ECB policy conferences can be perceived as a rather dry affair, where policy measures are more predictable than the colour of ECB president Mario Draghi’s tie. However, the ECB press conference in early June caused an unusual level of media attention, reflective of the anxiousness with which the financial sector had anticipated a response to the growing concerns of deflation. 

While the ECB’s announcements of renewed liquidity measures triggered a new record high of the German stock market index DAX, which for the first time crossed the 10,000 level, the long term impact of monetary policy measures remains controversial.

While monetary policy has gained growing importance since the financial crisis, the recent turn towards deflation in Europe represents a new challenge. 

The ECB responded to these measures by further lowering interest rates, introducing targeted long term refinancing operations (LTRO’s), suspending the sterilisation of the Securities Markets Programme (SMP) and initiating preparations for purchases of asset-backed securities.

In response, InvestmentEurope has canvassed opinions on the possible impact of monetary policy shifts and above all the impact changing interest rate levels on the choices made by investors. 

Stefan Keitel, CIO of Berenberg, says: “Historically, the aim of the European Central Bank has never been to stimulate the economy in the way the US Fed did. “The ECB in general and Germany in particular, have always emphasised price stability. Of course, this is not a central issue while we have an even lower level of inflation than we would like to see.”

Emmanuel Ferry, CIO of Banque Pâris Bertrand Sturdza SA welcomed the latest ECB policies. “The ECB implemented bold measures, including negative deposit rates and credit easing tools. Even more important is the signal that the central bank is intensifying preparations for the purchases of asset-backed securities. Taken together, this set of measures should further ease liquidity conditions and strengthen forward guidance.

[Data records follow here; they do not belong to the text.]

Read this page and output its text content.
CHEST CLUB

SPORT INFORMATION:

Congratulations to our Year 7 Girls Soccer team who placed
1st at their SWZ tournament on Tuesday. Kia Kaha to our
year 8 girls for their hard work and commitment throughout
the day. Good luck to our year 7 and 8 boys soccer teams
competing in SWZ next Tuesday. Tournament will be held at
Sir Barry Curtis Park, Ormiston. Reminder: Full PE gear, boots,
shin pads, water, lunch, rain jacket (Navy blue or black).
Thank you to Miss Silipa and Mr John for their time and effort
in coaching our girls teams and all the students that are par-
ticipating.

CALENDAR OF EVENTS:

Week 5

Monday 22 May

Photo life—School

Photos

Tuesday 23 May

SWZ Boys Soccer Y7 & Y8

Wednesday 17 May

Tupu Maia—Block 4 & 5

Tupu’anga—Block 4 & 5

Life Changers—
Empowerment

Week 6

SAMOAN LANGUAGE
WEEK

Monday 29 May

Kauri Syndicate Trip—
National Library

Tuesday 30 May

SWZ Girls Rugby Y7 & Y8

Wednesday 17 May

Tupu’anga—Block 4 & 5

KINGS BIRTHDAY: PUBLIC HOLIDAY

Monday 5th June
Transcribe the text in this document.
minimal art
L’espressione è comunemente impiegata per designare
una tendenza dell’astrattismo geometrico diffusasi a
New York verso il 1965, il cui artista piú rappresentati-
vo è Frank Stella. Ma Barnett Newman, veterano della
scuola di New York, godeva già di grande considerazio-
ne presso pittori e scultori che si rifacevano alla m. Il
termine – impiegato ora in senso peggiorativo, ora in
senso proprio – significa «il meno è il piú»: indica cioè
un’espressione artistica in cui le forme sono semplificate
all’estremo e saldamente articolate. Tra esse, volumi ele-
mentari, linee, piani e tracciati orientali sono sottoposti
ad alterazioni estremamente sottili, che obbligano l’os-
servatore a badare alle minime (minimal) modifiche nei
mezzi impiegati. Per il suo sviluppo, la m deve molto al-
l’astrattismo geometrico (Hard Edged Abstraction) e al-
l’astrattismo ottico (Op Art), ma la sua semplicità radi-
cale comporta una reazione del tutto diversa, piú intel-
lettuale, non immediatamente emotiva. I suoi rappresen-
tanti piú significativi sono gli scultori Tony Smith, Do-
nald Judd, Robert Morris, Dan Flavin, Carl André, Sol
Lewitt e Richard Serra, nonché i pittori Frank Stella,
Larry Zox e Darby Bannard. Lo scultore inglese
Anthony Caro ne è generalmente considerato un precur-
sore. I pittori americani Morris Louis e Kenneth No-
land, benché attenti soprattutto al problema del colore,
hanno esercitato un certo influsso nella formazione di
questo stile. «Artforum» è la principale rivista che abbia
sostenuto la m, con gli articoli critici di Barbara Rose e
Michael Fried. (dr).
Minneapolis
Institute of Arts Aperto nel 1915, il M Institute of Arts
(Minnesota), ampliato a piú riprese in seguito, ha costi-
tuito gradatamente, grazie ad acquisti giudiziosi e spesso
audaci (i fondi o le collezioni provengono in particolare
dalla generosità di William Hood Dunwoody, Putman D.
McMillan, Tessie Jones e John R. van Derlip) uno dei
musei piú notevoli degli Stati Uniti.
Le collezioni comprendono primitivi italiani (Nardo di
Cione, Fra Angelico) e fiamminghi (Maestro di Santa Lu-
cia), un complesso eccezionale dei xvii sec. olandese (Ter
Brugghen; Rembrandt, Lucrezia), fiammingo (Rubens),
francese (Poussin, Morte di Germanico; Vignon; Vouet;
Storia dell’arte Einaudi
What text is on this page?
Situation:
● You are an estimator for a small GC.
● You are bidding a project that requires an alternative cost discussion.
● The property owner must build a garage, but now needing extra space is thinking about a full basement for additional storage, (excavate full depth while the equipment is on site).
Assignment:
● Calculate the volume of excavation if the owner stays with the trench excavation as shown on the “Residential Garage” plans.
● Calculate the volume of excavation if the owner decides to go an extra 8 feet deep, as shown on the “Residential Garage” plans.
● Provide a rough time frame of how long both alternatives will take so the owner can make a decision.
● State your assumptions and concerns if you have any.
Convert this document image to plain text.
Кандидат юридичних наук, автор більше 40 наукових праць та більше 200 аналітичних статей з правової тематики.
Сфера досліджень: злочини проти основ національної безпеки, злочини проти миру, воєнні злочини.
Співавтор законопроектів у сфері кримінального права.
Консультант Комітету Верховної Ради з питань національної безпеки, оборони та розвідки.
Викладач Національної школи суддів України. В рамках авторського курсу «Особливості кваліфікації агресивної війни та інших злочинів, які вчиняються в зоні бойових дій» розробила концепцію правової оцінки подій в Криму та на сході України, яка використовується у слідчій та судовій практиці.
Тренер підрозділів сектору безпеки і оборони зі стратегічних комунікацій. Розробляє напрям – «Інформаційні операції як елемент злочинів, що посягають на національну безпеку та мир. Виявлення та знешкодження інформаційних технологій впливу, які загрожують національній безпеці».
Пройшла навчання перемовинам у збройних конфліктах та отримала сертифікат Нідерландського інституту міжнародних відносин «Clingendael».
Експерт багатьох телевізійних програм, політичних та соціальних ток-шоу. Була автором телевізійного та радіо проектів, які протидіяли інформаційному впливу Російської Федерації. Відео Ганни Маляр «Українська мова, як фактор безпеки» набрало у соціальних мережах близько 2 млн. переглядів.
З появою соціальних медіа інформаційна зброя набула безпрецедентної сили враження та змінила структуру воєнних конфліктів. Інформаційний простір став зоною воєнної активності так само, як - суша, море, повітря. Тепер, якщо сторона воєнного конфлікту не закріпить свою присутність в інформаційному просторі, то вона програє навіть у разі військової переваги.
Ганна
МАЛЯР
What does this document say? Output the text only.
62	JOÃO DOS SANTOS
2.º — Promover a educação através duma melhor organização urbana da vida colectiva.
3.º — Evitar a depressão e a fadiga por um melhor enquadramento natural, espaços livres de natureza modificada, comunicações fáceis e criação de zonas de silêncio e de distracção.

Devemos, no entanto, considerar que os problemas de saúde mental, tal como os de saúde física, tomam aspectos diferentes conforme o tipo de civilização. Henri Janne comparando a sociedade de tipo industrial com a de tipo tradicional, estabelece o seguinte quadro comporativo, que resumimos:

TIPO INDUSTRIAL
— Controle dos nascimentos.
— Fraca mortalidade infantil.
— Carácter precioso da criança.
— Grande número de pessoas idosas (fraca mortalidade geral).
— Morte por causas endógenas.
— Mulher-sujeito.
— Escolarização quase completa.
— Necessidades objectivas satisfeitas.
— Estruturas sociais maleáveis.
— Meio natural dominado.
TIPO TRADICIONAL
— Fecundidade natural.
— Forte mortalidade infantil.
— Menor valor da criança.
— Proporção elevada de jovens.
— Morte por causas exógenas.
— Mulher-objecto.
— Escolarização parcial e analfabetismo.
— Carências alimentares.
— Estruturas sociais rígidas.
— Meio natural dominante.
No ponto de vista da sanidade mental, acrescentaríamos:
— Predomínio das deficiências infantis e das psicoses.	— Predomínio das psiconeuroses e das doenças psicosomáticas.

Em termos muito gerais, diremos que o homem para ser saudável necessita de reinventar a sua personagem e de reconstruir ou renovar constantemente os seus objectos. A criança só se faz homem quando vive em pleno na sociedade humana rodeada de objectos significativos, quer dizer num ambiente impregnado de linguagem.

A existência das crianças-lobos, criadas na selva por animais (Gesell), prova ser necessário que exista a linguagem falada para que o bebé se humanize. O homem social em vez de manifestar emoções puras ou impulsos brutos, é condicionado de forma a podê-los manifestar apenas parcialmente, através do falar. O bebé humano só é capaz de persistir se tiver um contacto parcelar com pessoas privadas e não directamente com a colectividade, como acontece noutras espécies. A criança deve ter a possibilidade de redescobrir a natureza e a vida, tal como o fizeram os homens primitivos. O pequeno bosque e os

Meanwhile, representing the view of fixed income managers, Salman Ahmed, strategist for Global & Emerging Fixed Income at Lombard Odier Investment Managers said: “What central banks, including the ECB are effectively saying through their policy is ‘we will convert any asset into cash … but what is important to note among the policy changes is that it is happening in terms of supply and demand flow of risk assets, versus the supply and demand flow of risk free assets, ie, cash. Also, the policy does not take fundamentals such as credit levels of the periphery and rising debt to GDP ratios into account.”

While some may have been disappointed by the delay of QE measures, Keitel, highlights the difficult balance for central bankers. “If Draghi would choose to pull out the bazooka right now, he would be facing out with his back against the wall, and if the situation then fails to improve, he will be unable to act which could potentially have quite severe consequences,” he stresses.

Meriten Investment’s chief economist Holger Fahrinkrug adds: “The challenge for the ECB will be to prevent the creation of bubbles on stock markets which have already sufficient liquidity, whilst successfully tracking down misjudged valuations of riskier assets, which could arise whilst investors are chasing higher yields.”